We report a case of a 48-year-old Black woman, who developed severe left limb claudication and walking limitation following a left femoropopliteal bypass occlusion in 2014. She was a heavy smoker and had a history of right middle cerebral artery ischemic stroke and bilateral Raynaud phenomenon.
According to the American College of Rheumatology/European League Against Rheumatism-2013 criteria, diagnosis of limited cutaneous SSc was retained with macrovascular lesions. She was referred for investigation of left limb claudication on treadmill using transcutaneous oxygen pressure measurement during exercise to argue for the vascular origin of the walking impairment.
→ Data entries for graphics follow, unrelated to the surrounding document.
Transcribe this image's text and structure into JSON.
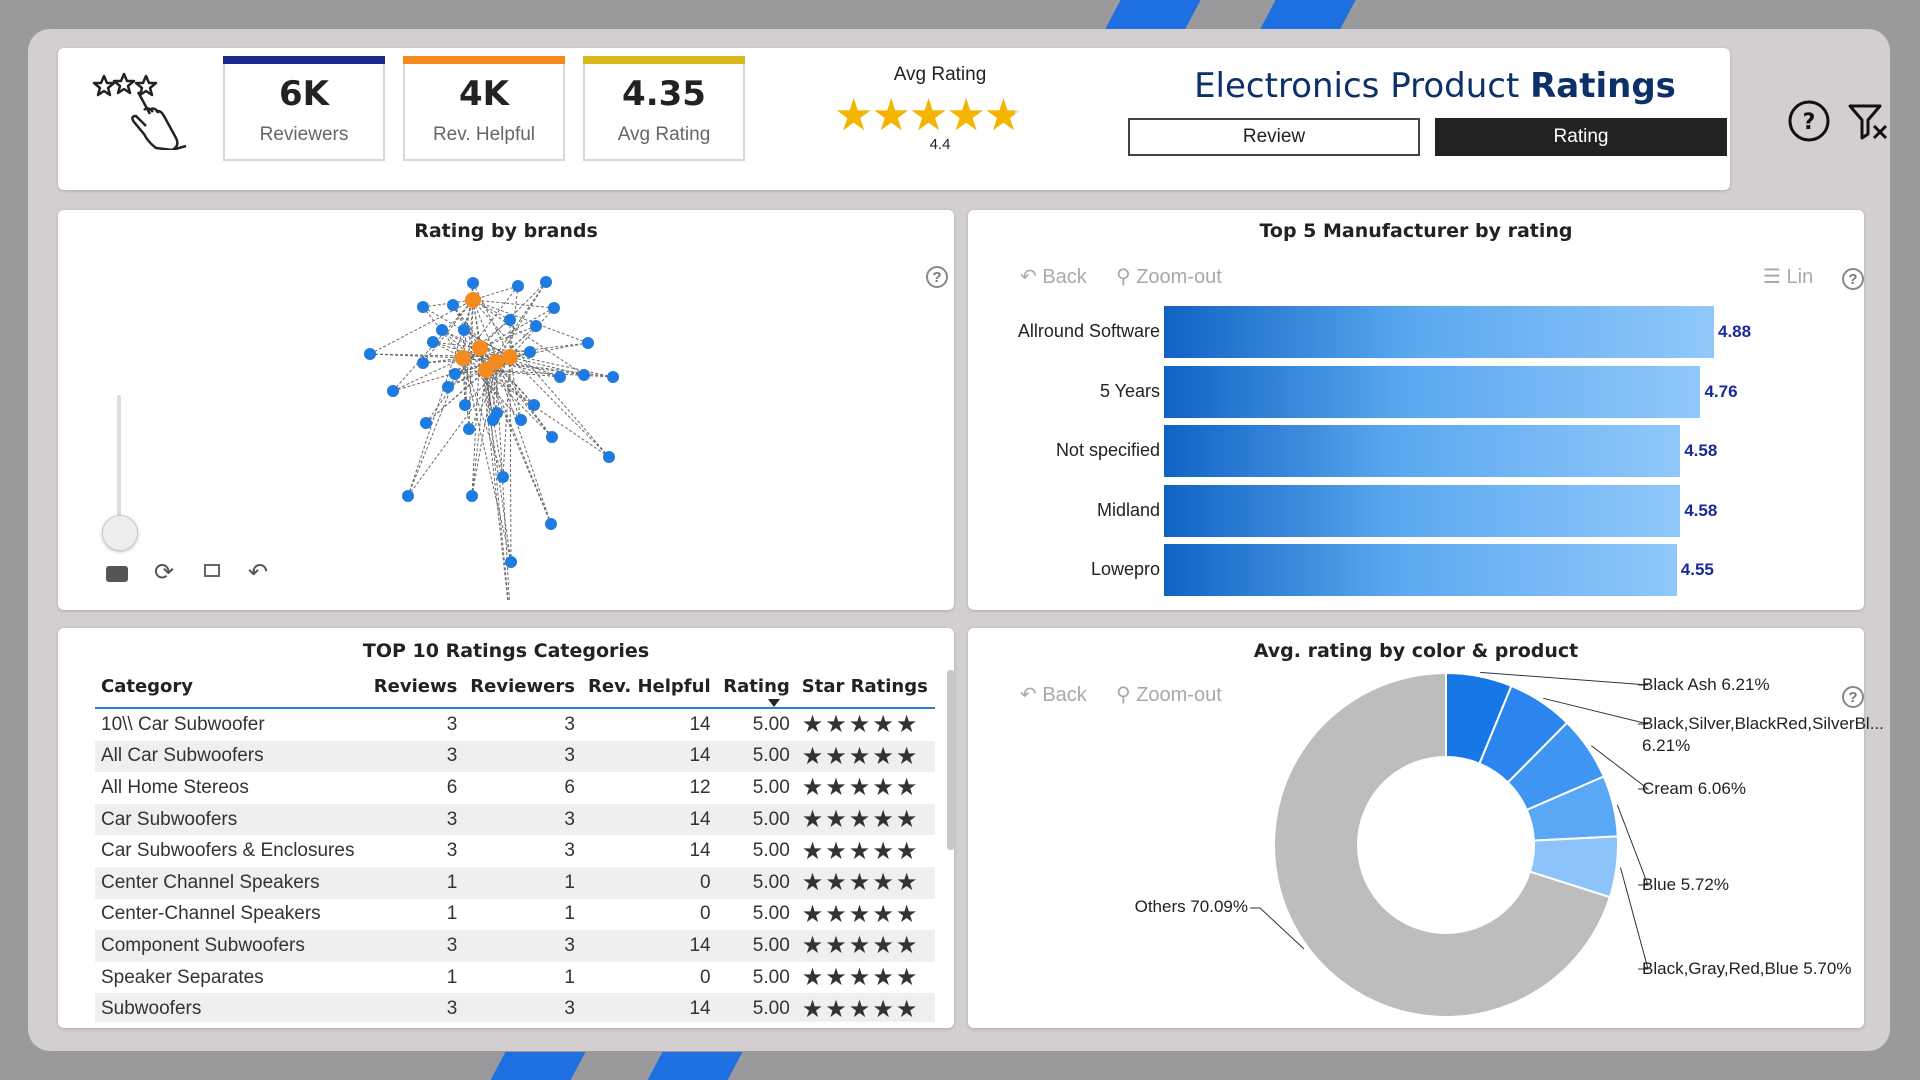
{
  "header": {
    "kpis": [
      {
        "value": "6K",
        "label": "Reviewers",
        "color": "#1b2a8f"
      },
      {
        "value": "4K",
        "label": "Rev. Helpful",
        "color": "#f58a1f"
      },
      {
        "value": "4.35",
        "label": "Avg Rating",
        "color": "#d9b81b"
      }
    ],
    "avg_rating_label": "Avg Rating",
    "avg_rating_value": "4.4",
    "avg_rating_stars": 4.4,
    "title_parts": [
      "Electronics ",
      "Product ",
      "Ratings"
    ],
    "buttons": {
      "review": "Review",
      "rating": "Rating"
    }
  },
  "brands_panel": {
    "title": "Rating by brands"
  },
  "manufacturer_panel": {
    "title": "Top 5 Manufacturer by rating",
    "back": "Back",
    "zoom_out": "Zoom-out",
    "lin": "Lin"
  },
  "categories_panel": {
    "title": "TOP 10 Ratings Categories",
    "columns": [
      "Category",
      "Reviews",
      "Reviewers",
      "Rev. Helpful",
      "Rating",
      "Star Ratings"
    ],
    "rows": [
      [
        "10\\\\ Car Subwoofer",
        "3",
        "3",
        "14",
        "5.00"
      ],
      [
        "All Car Subwoofers",
        "3",
        "3",
        "14",
        "5.00"
      ],
      [
        "All Home Stereos",
        "6",
        "6",
        "12",
        "5.00"
      ],
      [
        "Car Subwoofers",
        "3",
        "3",
        "14",
        "5.00"
      ],
      [
        "Car Subwoofers & Enclosures",
        "3",
        "3",
        "14",
        "5.00"
      ],
      [
        "Center Channel Speakers",
        "1",
        "1",
        "0",
        "5.00"
      ],
      [
        "Center-Channel Speakers",
        "1",
        "1",
        "0",
        "5.00"
      ],
      [
        "Component Subwoofers",
        "3",
        "3",
        "14",
        "5.00"
      ],
      [
        "Speaker Separates",
        "1",
        "1",
        "0",
        "5.00"
      ],
      [
        "Subwoofers",
        "3",
        "3",
        "14",
        "5.00"
      ]
    ],
    "star_glyphs": "★★★★★"
  },
  "color_panel": {
    "title": "Avg. rating by color & product",
    "back": "Back",
    "zoom_out": "Zoom-out"
  },
  "chart_data": [
    {
      "type": "bar",
      "title": "Top 5 Manufacturer by rating",
      "categories": [
        "Allround Software",
        "5 Years",
        "Not specified",
        "Midland",
        "Lowepro"
      ],
      "values": [
        4.88,
        4.76,
        4.58,
        4.58,
        4.55
      ],
      "value_labels": [
        "4.88",
        "4.76",
        "4.58",
        "4.58",
        "4.55"
      ],
      "xlim": [
        0,
        4.88
      ]
    },
    {
      "type": "pie",
      "title": "Avg. rating by color & product",
      "labels": [
        "Black Ash 6.21%",
        "Black,Silver,BlackRed,SilverBl...",
        "6.21%",
        "Cream 6.06%",
        "Blue 5.72%",
        "Black,Gray,Red,Blue 5.70%",
        "Others 70.09%"
      ],
      "slices": [
        {
          "name": "Black Ash",
          "value": 6.21,
          "color": "#1877e6"
        },
        {
          "name": "Black,Silver,BlackRed,SilverBl...",
          "value": 6.21,
          "color": "#2a86ee"
        },
        {
          "name": "Cream",
          "value": 6.06,
          "color": "#3f95f2"
        },
        {
          "name": "Blue",
          "value": 5.72,
          "color": "#5aa7f6"
        },
        {
          "name": "Black,Gray,Red,Blue",
          "value": 5.7,
          "color": "#8cc3fa"
        },
        {
          "name": "Others",
          "value": 70.09,
          "color": "#bdbdbd"
        }
      ]
    }
  ]
}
She had a severe left limb ischemia and the maximum walking distance (MWD) she reached was 118 m in March 2015 despite the medical optimal treatment and walking rehabilitation.
Sildenafil, 20 mg tid, was introduced due to active digital ulcers. In July 2015, the MWD increased to 288 m, then to 452 m in December 2015. Adding Bosentan to Sildenafil to prevent recurrent digital ulcers resulted in an MWD of 1576 m.
Recently, the patient is treated with the combined therapy. She has no more pain during walking and his quality of life has improved.
Sildenafil and Bosentan combined therapy was associated in our case with an improvement of MWD without adverse effect. Further clinical trials are necessary to confirm our original observation.
西地那非(一种磷酸二酯酶-5抑制剂)与波生坦(一种内皮素-1受体拮抗剂)联合治疗可能对患有外周动脉疾病的系统性硬化症(SSc)患者有益。
我们报告一例48岁黑人女性病例,她在2014年左股腘动脉搭桥闭塞后出现严重的左下肢间歇性跛行和行走受限。她是重度吸烟者,有右大脑中动脉缺血性中风和双侧雷诺现象病史。
根据美国风湿病学会/欧洲抗风湿病联盟2013年标准,确诊为局限性皮肤型SSc并伴有大血管病变。她因左下肢间歇性跛行被转诊,通过运动期间经皮氧分压测量在跑步机上进行检查,以论证行走障碍的血管起源。尽管接受了最佳药物治疗和行走康复训练,但她在2015年3月仍存在严重的左下肢缺血,其最大行走距离(MWD)仅为118米。
因存在活动性指端溃疡,开始使用西地那非,20毫克,每日三次。2015年7月,MWD增加到288米,然后在2015年12月增加到452米。在西地那非基础上加用波生坦以预防复发性指端溃疡,MWD达到了1576米。
最近,该患者接受联合治疗。她行走时不再疼痛,生活质量得到改善。
在我们的病例中,西地那非和波生坦联合治疗与MWD改善相关且无不良反应。需要进一步的临床试验来证实我们最初的观察结果。